Cher beau-frère, je me demande à quand finira cette guerre.
C'est terrible quand même s'ils veulent attendre de les sortir
de chez nous. Jamais ils les sortiront et puis voilà déjà
plusieurs régiments qui ne veulent plus marcher mais je crois
que nous en ferons bien la même.
Au revoir donc cher beau-frère et chère belle-sur.
Votre beau-frère qui vous aime.
Jean Fauchet
[Adresse] Monsieur
Jean Couhard, Employé au P.L.M à Francheville-le-Bas,
Lyon (Rhône)
5 - Profond découragement
: Nous sommes tous pour y passer
Soissons 18 novembre 1915
Chers beau-frère, belle-sur,
Je fais réponse à votre lettre qui m'a bien fait plaisir
de savoir de vos nouvelles et votre bonne santé. Moi aussi la
santé est toujours assez bonne et je désire que ma lettre
vous en trouve de même.
Cher beau-frère, en ce moment je suis à Soissons. Je viens
de tirer 8 jours en 1re ligne. Là on est un peu plus tranquille
mais toutes les nuits, il nous faut aller travailler. Les 8 jours que
j'ai passés en 1re ligne, nous avons eu la pluie tous les jours
et ces salauds de Boches nous ont envoyé des bombes asphyxiantes
mais par bonheur que nous avions les tampons et lunettes contre ces
gaz mais ça nous a bien gênés quand même.
Enfin, cher beau-frère, je crois si ça continue nous sommes
tous pour y passer car je n'ai plus d'espoir. A ma compagnie de 63 que
nous venions du 103 nous ne sommes plus que 32 ou 33. Tout doucement
il en reste plus. Quant à aller en permission, je ne suis pas
prêt à y aller car le colon en veut pas de permission.
Il en part si peu que ça compte pas.
Enfin, cher beau-frère, ceux qui auront le bonheur de s'en aller
de cette guerre pourront s'en rappeler.

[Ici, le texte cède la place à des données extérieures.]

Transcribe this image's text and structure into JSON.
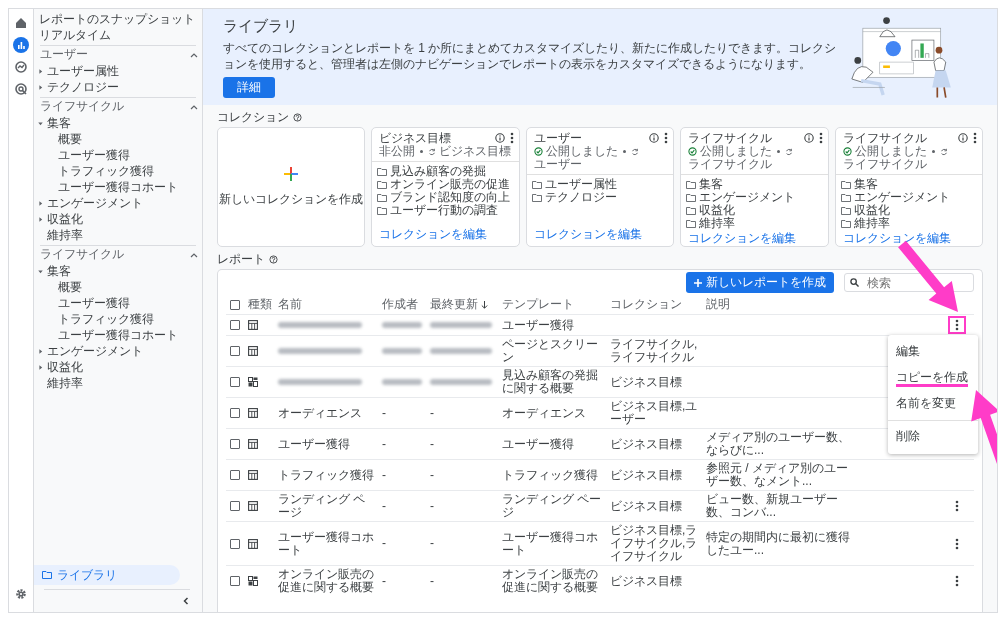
{
  "rail": {
    "items": [
      {
        "kind": "home",
        "selected": false
      },
      {
        "kind": "reports",
        "selected": true
      },
      {
        "kind": "explore",
        "selected": false
      },
      {
        "kind": "advertising",
        "selected": false
      }
    ]
  },
  "nav": {
    "top_items": [
      "レポートのスナップショット",
      "リアルタイム"
    ],
    "sections": [
      {
        "title": "ユーザー",
        "expanded": true,
        "items": [
          {
            "label": "ユーザー属性",
            "expanded": false
          },
          {
            "label": "テクノロジー",
            "expanded": false
          }
        ]
      },
      {
        "title": "ライフサイクル",
        "expanded": true,
        "items": [
          {
            "label": "集客",
            "expanded": true,
            "children": [
              {
                "label": "概要"
              },
              {
                "label": "ユーザー獲得"
              },
              {
                "label": "トラフィック獲得"
              },
              {
                "label": "ユーザー獲得コホート"
              }
            ]
          },
          {
            "label": "エンゲージメント",
            "expanded": false
          },
          {
            "label": "収益化",
            "expanded": false
          },
          {
            "label": "維持率"
          }
        ]
      },
      {
        "title": "ライフサイクル",
        "expanded": true,
        "items": [
          {
            "label": "集客",
            "expanded": true,
            "children": [
              {
                "label": "概要"
              },
              {
                "label": "ユーザー獲得"
              },
              {
                "label": "トラフィック獲得"
              },
              {
                "label": "ユーザー獲得コホート"
              }
            ]
          },
          {
            "label": "エンゲージメント",
            "expanded": false
          },
          {
            "label": "収益化",
            "expanded": false
          },
          {
            "label": "維持率"
          }
        ]
      }
    ],
    "library": {
      "label": "ライブラリ",
      "selected": true
    }
  },
  "banner": {
    "title": "ライブラリ",
    "text": "すべてのコレクションとレポートを 1 か所にまとめてカスタマイズしたり、新たに作成したりできます。コレクションを使用すると、管理者は左側のナビゲーションでレポートの表示をカスタマイズできるようになります。",
    "button": "詳細"
  },
  "collections": {
    "title": "コレクション",
    "new_card": {
      "label": "新しいコレクションを作成"
    },
    "cards": [
      {
        "title": "ビジネス目標",
        "published": false,
        "status": "非公開",
        "source": "ビジネス目標",
        "folders": [
          "見込み顧客の発掘",
          "オンライン販売の促進",
          "ブランド認知度の向上",
          "ユーザー行動の調査"
        ],
        "edit_link": "コレクションを編集"
      },
      {
        "title": "ユーザー",
        "published": true,
        "status": "公開しました",
        "source": "ユーザー",
        "folders": [
          "ユーザー属性",
          "テクノロジー"
        ],
        "edit_link": "コレクションを編集"
      },
      {
        "title": "ライフサイクル",
        "published": true,
        "status": "公開しました",
        "source": "ライフサイクル",
        "folders": [
          "集客",
          "エンゲージメント",
          "収益化",
          "維持率"
        ],
        "edit_link": "コレクションを編集"
      },
      {
        "title": "ライフサイクル",
        "published": true,
        "status": "公開しました",
        "source": "ライフサイクル",
        "folders": [
          "集客",
          "エンゲージメント",
          "収益化",
          "維持率"
        ],
        "edit_link": "コレクションを編集"
      }
    ]
  },
  "reports": {
    "title": "レポート",
    "create_button": "新しいレポートを作成",
    "search": {
      "placeholder": "検索"
    },
    "header_checked": false,
    "columns": [
      {
        "label": "種類",
        "sorted": false
      },
      {
        "label": "名前",
        "sorted": false
      },
      {
        "label": "作成者",
        "sorted": false
      },
      {
        "label": "最終更新",
        "sorted": true
      },
      {
        "label": "テンプレート",
        "sorted": false
      },
      {
        "label": "コレクション",
        "sorted": false
      },
      {
        "label": "説明",
        "sorted": false
      }
    ],
    "rows": [
      {
        "kind": "table",
        "checked": false,
        "redacted": true,
        "template": "ユーザー獲得",
        "more": true,
        "highlighted": true
      },
      {
        "kind": "table",
        "checked": false,
        "redacted": true,
        "template": "ページとスクリーン",
        "collection": "ライフサイクル,ライフサイクル",
        "more": false
      },
      {
        "kind": "summary",
        "checked": false,
        "redacted": true,
        "template": "見込み顧客の発掘に関する概要",
        "collection": "ビジネス目標",
        "more": false
      },
      {
        "kind": "table",
        "checked": false,
        "redacted": false,
        "name": "オーディエンス",
        "author": "-",
        "updated": "-",
        "template": "オーディエンス",
        "collection": "ビジネス目標,ユーザー",
        "more": false
      },
      {
        "kind": "table",
        "checked": false,
        "redacted": false,
        "name": "ユーザー獲得",
        "author": "-",
        "updated": "-",
        "template": "ユーザー獲得",
        "collection": "ビジネス目標",
        "description": "メディア別のユーザー数、ならびに...",
        "more": false
      },
      {
        "kind": "table",
        "checked": false,
        "redacted": false,
        "name": "トラフィック獲得",
        "author": "-",
        "updated": "-",
        "template": "トラフィック獲得",
        "collection": "ビジネス目標",
        "description": "参照元 / メディア別のユーザー数、なメント...",
        "more": false
      },
      {
        "kind": "table",
        "checked": false,
        "redacted": false,
        "name": "ランディング ページ",
        "author": "-",
        "updated": "-",
        "template": "ランディング ページ",
        "collection": "ビジネス目標",
        "description": "ビュー数、新規ユーザー数、コンバ...",
        "more": true,
        "highlighted": false
      },
      {
        "kind": "table",
        "checked": false,
        "redacted": false,
        "name": "ユーザー獲得コホート",
        "author": "-",
        "updated": "-",
        "template": "ユーザー獲得コホート",
        "collection": "ビジネス目標,ライフサイクル,ライフサイクル",
        "description": "特定の期間内に最初に獲得したユー...",
        "more": true,
        "highlighted": false
      },
      {
        "kind": "summary",
        "checked": false,
        "redacted": false,
        "name": "オンライン販売の促進に関する概要",
        "author": "-",
        "updated": "-",
        "template": "オンライン販売の促進に関する概要",
        "collection": "ビジネス目標",
        "more": true,
        "highlighted": false
      }
    ],
    "menu": {
      "items": [
        {
          "label": "編集",
          "highlighted": false,
          "divider_before": false
        },
        {
          "label": "コピーを作成",
          "highlighted": true,
          "divider_before": false
        },
        {
          "label": "名前を変更",
          "highlighted": false,
          "divider_before": false
        },
        {
          "label": "削除",
          "highlighted": false,
          "divider_before": true
        }
      ]
    }
  }
}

Plus grand chose pour aujourd'hui.
Au revoir donc cher beau-frère et chère belle sur,
je suis toujours votre beau-frère qui vous aime et pense toujours
à vous.
Jean Fauchet
Au 216e rég. d'inf., 21e compagnie, 4e section, secteur postal
n° 58
6 - Combats à Verdun
: Je ne reste plus que tout seul
Le 10 juin 1916
Mon cher beau-frère,
belle sur,
Je m'empresse à faire réponse à votre lettre qui
m'a bien fait plaisir de savoir de vos nouvelles et votre bonne santé.
Quant à moi la santé est assez bonne et je désire
que ma carte vous en trouve de même.
Cher beau-frère, je vous dirai que je suis à Verdun. Nous
avons fait 6 jours de 1e ligne du 1er du mois, nous avons plus de la
moitié du régiment de perdue. Nous y avons laissé
à peu près 1 000 hommes. Il y a beaucoup de prisonniers
mais vous pouvez croire que c'est terrible. Sous un bombardement pareil
on marchait sur les cadavres et dans la boue. Tous les camarades du
pays ont été blessés ou prisonniers ou morts. Je
ne reste plus que tout seul. Il y en a beaucoup qui ont été
brûlés tout vivants.
C'est affreux. Je ne sais comme je me suis échappé. Nous
avions tombé juste sur l'attaque le 3 entre Veaux et le bois
de la Caillette au ravin de la mort. Mais c'est impossible de résister
sous leurs marmites. Notre artillerie est trop inférieure et
puis c'est trop mal dirigé. Enfin celui qui n'a pas vu Verdun
n'a rien vu. Je ne vois plus grand chose pour aujourd'hui.
J'ai reçu des nouvelles de Champdieu, ils sont en bonne santé,
je vous dirai que Magand est blessé mais ce n'est pas grave.
Au revoir donc, chers beau-frère et belle-sur.
Votre beau-frère qui vous aime.
Jean Fauchet
7 - Les gaz asphyxiants :
alors j'ai commencé à vomir
Ambulance de Rupt 17 février
1917
Mon cher beau-frère, chère belle-sur,
Je vous écris ces quelques mots pour vous faire savoir de mes
nouvelles et en même temps apprendre des vôtres. Je vous
dirai que je suis à l'ambulance . J'ai été empoisonné
par les gaz asphyxiants dans la nuit du 13 au 14. Ils nous ont bombardés
tout le jour avec des gros obus puis à minuit, après le
bombardement, ils nous ont envoyé 2 vagues de gaz. Ils se sont
amenés ensuite mais malgré que nous étions moitié
asphyxiés on les a bien reçus. Ils n'ont pas pu arriver
jusqu'à notre 1re ligne.
Je vous dirai que malgré mon masque j'en avais trop respiré.
Au jour je suis été me reposer dans un abri. Alors j'ai
commencé à vomir et puis que j'étais malade ainsi
que beaucoup de camarades. A 11 heures j'ai sorti de l'abri en croyant
que l'air me ferait du bien mais au contraire j'ai tombé mort.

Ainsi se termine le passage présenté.